On Tuesday night, I had the pleasure of speaking on a panel hosted by Fidelity, attended by some of their high net worth brokerage clients and large investment advisers. While the intent of the panel was to drop a little knowledge about the current state of financial markets, the conversation quickly turned hedge funds and etfs, and specifically the risks both may play in the next market correction/crash. I don’t have too many strong feelings about either, it’s been my experience living through 3 epic bull markets, 2 crashes and expecting a third at some point that there is always a bogeyman out there that is convenient for the financial press to point a finger to when it happens. Frankly whether it is ridiculously valued net stocks, cdo’s, bank leverage or a central bank induced bubble causing a crash in industrial commodities, every over exuberant market has it coming to them for one reason or the other.
My response on the hedge fund / etf front is that it is a sort of virtuous cycle in good times and vicious cycle in the bad ones. The example I used is the current concentration in a handful of mega cap stocks among hedge fund holdings, and etfs.
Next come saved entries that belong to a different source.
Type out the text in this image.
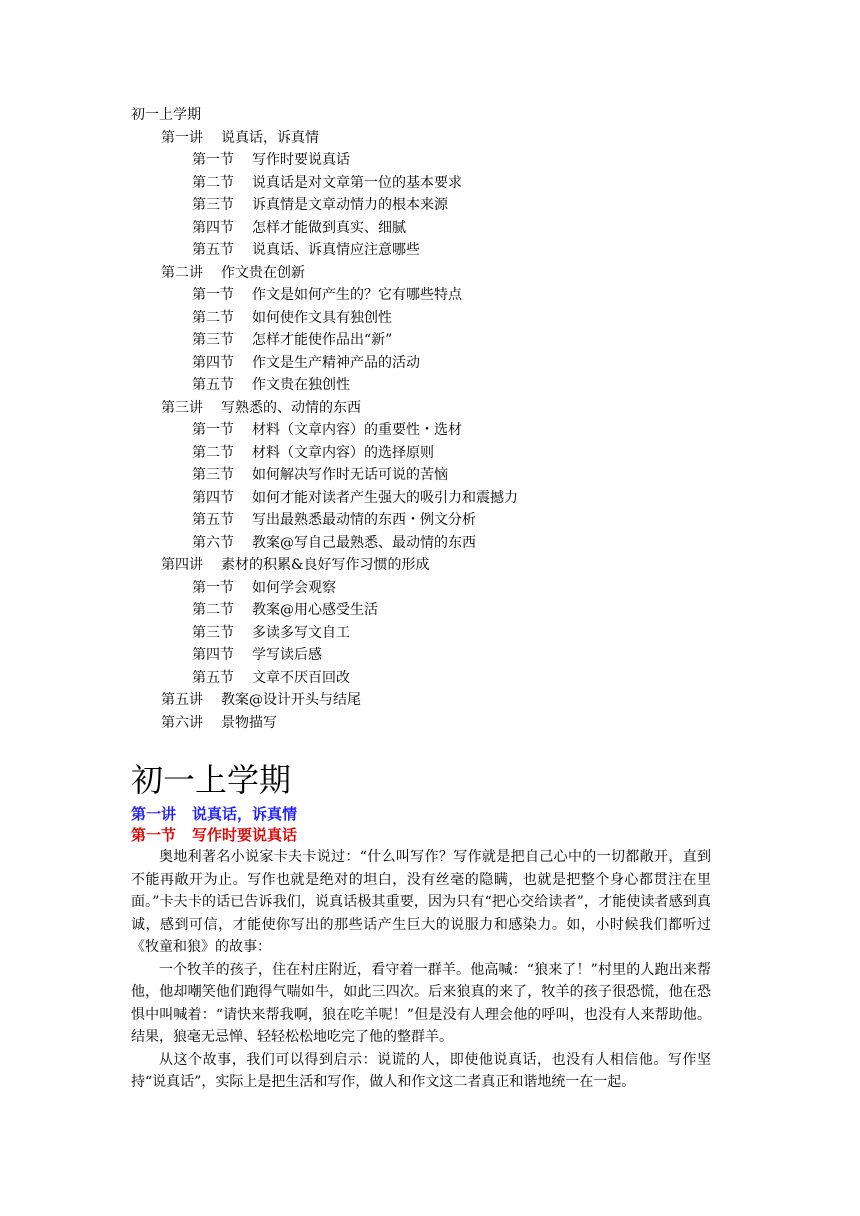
初一上学期
第一讲 说真话，诉真情
第一节 写作时要说真话
第二节 说真话是对文章第一位的基本要求
第三节 诉真情是文章动情力的根本来源
第四节 怎样才能做到真实、细腻
第五节 说真话、诉真情应注意哪些
第二讲 作文贵在创新
第一节 作文是如何产生的？它有哪些特点
第二节 如何使作文具有独创性
第三节 怎样才能使作品出“新”
第四节 作文是生产精神产品的活动
第五节 作文贵在独创性
第三讲 写熟悉的、动情的东西
第一节 材料（文章内容）的重要性・选材
第二节 材料（文章内容）的选择原则
第三节 如何解决写作时无话可说的苦恼
第四节 如何才能对读者产生强大的吸引力和震撼力
第五节 写出最熟悉最动情的东西・例文分析
第六节 教案@写自己最熟悉、最动情的东西
第四讲 素材的积累&良好写作习惯的形成
第一节 如何学会观察
第二节 教案@用心感受生活
第三节 多读多写文自工
第四节 学写读后感
第五节 文章不厌百回改
第五讲 教案@设计开头与结尾
第六讲 景物描写
初一上学期
第一讲 说真话，诉真情
第一节 写作时要说真话

奥地利著名小说家卡夫卡说过：“什么叫写作？写作就是把自己心中的一切都敞开，直到不能再敞开为止。写作也就是绝对的坦白，没有丝毫的隐瞒，也就是把整个身心都贯注在里面。”卡夫卡的话已告诉我们，说真话极其重要，因为只有“把心交给读者”，才能使读者感到真诚，感到可信，才能使你写出的那些话产生巨大的说服力和感染力。如，小时候我们都听过《牧童和狼》的故事：

一个牧羊的孩子，住在村庄附近，看守着一群羊。他高喊：“狼来了！”村里的人跑出来帮他，他却嘲笑他们跑得气喘如牛，如此三四次。后来狼真的来了，牧羊的孩子很恐慌，他在恐惧中叫喊着：“请快来帮我啊，狼在吃羊呢！”但是没有人理会他的呼叫，也没有人来帮助他。结果，狼毫无忌惮、轻轻松松地吃完了他的整群羊。

从这个故事，我们可以得到启示：说谎的人，即使他说真话，也没有人相信他。写作坚持“说真话”，实际上是把生活和写作，做人和作文这二者真正和谐地统一在一起。
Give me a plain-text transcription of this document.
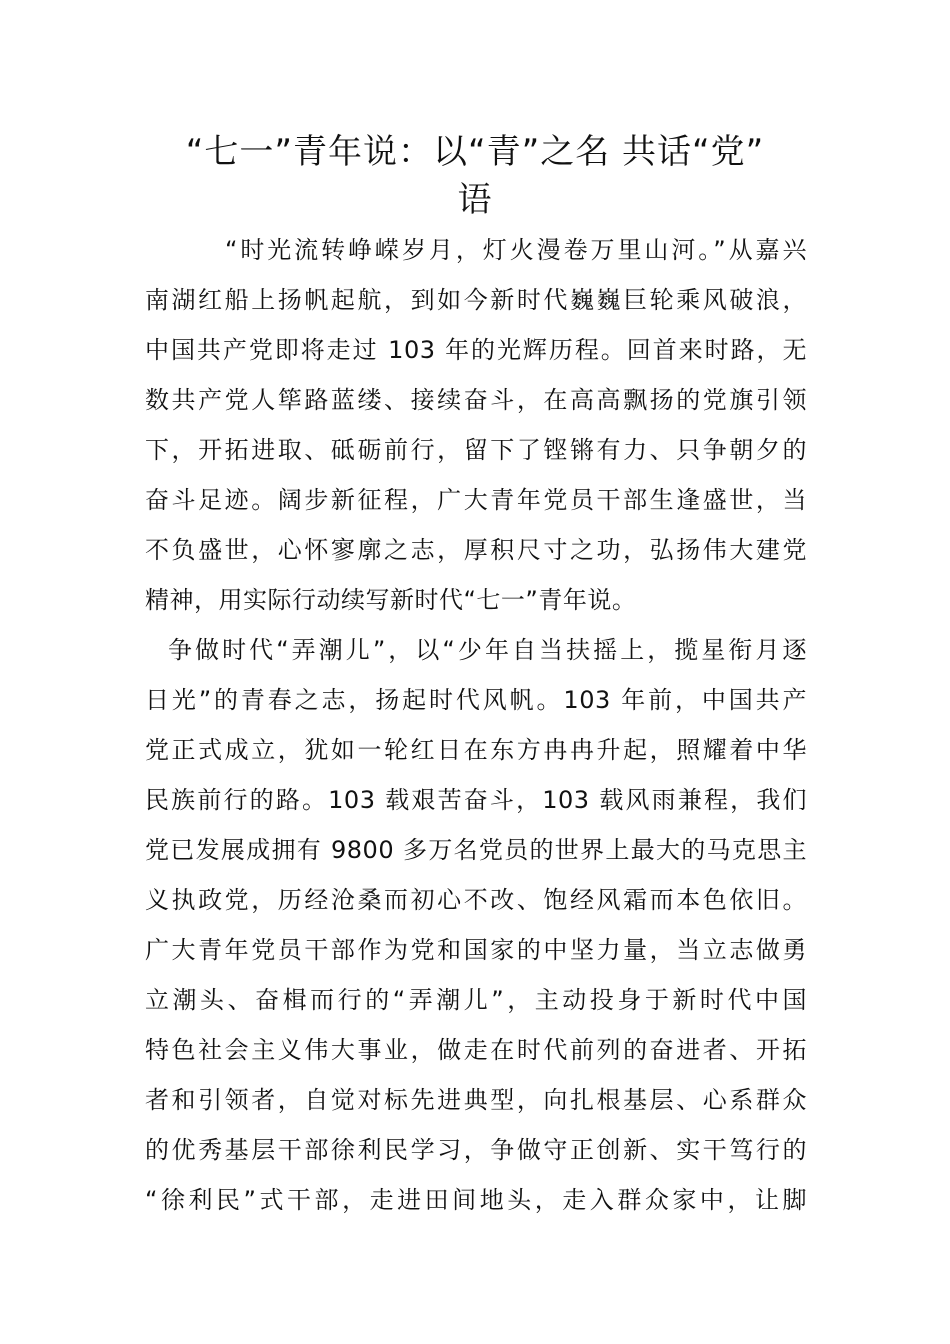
“七一”青年说：以“青”之名 共话“党”
语
“时光流转峥嵘岁月，灯火漫卷万里山河。”从嘉兴
南湖红船上扬帆起航，到如今新时代巍巍巨轮乘风破浪，
中国共产党即将走过 103 年的光辉历程。回首来时路，无
数共产党人筚路蓝缕、接续奋斗，在高高飘扬的党旗引领
下，开拓进取、砥砺前行，留下了铿锵有力、只争朝夕的
奋斗足迹。阔步新征程，广大青年党员干部生逢盛世，当
不负盛世，心怀寥廓之志，厚积尺寸之功，弘扬伟大建党
精神，用实际行动续写新时代“七一”青年说。
争做时代“弄潮儿”，以“少年自当扶摇上，揽星衔月逐
日光”的青春之志，扬起时代风帆。103 年前，中国共产
党正式成立，犹如一轮红日在东方冉冉升起，照耀着中华
民族前行的路。103 载艰苦奋斗，103 载风雨兼程，我们
党已发展成拥有 9800 多万名党员的世界上最大的马克思主
义执政党，历经沧桑而初心不改、饱经风霜而本色依旧。
广大青年党员干部作为党和国家的中坚力量，当立志做勇
立潮头、奋楫而行的“弄潮儿”，主动投身于新时代中国
特色社会主义伟大事业，做走在时代前列的奋进者、开拓
者和引领者，自觉对标先进典型，向扎根基层、心系群众
的优秀基层干部徐利民学习，争做守正创新、实干笃行的
“徐利民”式干部，走进田间地头，走入群众家中，让脚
Let’s look at AMZN, FB & GOOGL, which combined have about $1 trillion in market cap, and have about a 20% weight in the Nasdaq 100, which is mirrored by the etf QQQ. The Nasdaq 100 has a $5 trillion market cap, and is up 5% on the year, or about $250 billion in gains. The year to date combined gains of AMZN, up 80%, FB up 25% and GOOGL up 27% is about $250 billion, or about equal to the gains of the index of 100 stocks. WOW, so these three stocks are making up for a lot of mediocre or bad performance in the majority of the stocks in the index.
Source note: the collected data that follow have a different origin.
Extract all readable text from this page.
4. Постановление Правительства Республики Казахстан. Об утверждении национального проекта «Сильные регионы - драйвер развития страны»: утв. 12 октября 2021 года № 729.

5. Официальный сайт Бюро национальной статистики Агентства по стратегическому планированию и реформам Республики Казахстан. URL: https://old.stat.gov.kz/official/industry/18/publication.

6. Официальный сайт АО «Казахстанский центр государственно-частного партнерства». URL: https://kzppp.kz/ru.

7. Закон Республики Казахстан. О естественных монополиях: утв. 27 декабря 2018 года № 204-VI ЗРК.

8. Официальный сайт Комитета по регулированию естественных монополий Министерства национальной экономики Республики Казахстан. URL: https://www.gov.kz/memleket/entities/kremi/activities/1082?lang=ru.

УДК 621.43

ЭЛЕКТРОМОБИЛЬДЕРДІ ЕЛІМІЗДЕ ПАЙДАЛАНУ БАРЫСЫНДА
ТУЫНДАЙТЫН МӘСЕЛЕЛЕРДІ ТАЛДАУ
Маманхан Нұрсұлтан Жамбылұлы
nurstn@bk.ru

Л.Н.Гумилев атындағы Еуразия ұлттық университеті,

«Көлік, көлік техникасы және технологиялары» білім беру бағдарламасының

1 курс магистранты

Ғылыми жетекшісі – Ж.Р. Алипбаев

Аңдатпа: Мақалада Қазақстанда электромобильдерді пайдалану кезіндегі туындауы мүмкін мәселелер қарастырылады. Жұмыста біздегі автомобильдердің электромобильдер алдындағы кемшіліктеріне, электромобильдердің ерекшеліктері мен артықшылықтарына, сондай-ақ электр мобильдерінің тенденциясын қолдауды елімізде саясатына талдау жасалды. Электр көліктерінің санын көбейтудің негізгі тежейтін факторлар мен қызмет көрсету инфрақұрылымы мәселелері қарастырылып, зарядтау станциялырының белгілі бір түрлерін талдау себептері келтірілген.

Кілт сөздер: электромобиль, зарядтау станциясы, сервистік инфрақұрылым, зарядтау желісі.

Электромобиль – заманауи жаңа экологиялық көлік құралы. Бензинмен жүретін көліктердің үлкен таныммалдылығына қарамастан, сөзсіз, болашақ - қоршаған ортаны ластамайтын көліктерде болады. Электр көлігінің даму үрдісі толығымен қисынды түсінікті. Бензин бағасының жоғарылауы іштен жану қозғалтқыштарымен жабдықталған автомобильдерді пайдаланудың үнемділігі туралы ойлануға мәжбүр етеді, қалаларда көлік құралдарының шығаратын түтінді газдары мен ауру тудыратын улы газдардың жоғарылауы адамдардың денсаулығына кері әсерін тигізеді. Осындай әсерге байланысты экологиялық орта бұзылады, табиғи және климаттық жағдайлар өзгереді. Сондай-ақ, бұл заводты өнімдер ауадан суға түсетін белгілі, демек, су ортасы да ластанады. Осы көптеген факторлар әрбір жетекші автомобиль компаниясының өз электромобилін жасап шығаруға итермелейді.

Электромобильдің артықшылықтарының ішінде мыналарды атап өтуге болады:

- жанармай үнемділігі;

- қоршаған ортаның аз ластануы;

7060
So when we have periods like we did in late August, when too many people head for the door at the same time, large liquid etfs like the QQQ, or NDX futures are the first instruments hedge funds (who have concentrated positions in the best performing stocks in the entire market) use to hedge. At this point the correlation between the underlying investment, and the hedge become very high and you get the sort of sell off we had Aug 21st and 24th, hedge funds selling the QQQ, retail investors panicking and selling big winners, and massive short term volatility. The safest stocks were the hardest hit. For instance AAPL, FB, HD & SBUX all had peak to trough one day declines of about 20% on Aug 24th, all in widely held, prior positive sentiment and performance leaders of 2015.
So will it be hedge funds, etfs, high frequency trading, the blow up of a large hedge fund holding bs roll up like Valeant (VRX) that is the spark that ignites the next correction/crash? I suspect in hindsight one will be deemed to be ground zero, but the combination of some of their worst attributes will be the obvious cause.
So what do you do with for your own investing? Simple, have a sense of history and respect it. Since the Flash Crash in May of 2010 when U.S. equity markets had a sharp short term decline and subsequent recovery, it took almost 5 years to have another similar incident this past August, this time for different reasons. But it’s important to remember that sell off of May 6th, 2010 started from 1168 in the SPX, stopped at 1065, and closed the day at 1128. WE ARE AT 2018 TODAY.
So I’ll leave you with this. Forget the popular narrative, and focus on your own risk tolerance. If the week of August 20th made you sick to your stomach after registering years of equity gains in a low volatility environment, then consider reducing equity exposure here, a few percent from the all time highs in the S&P 500.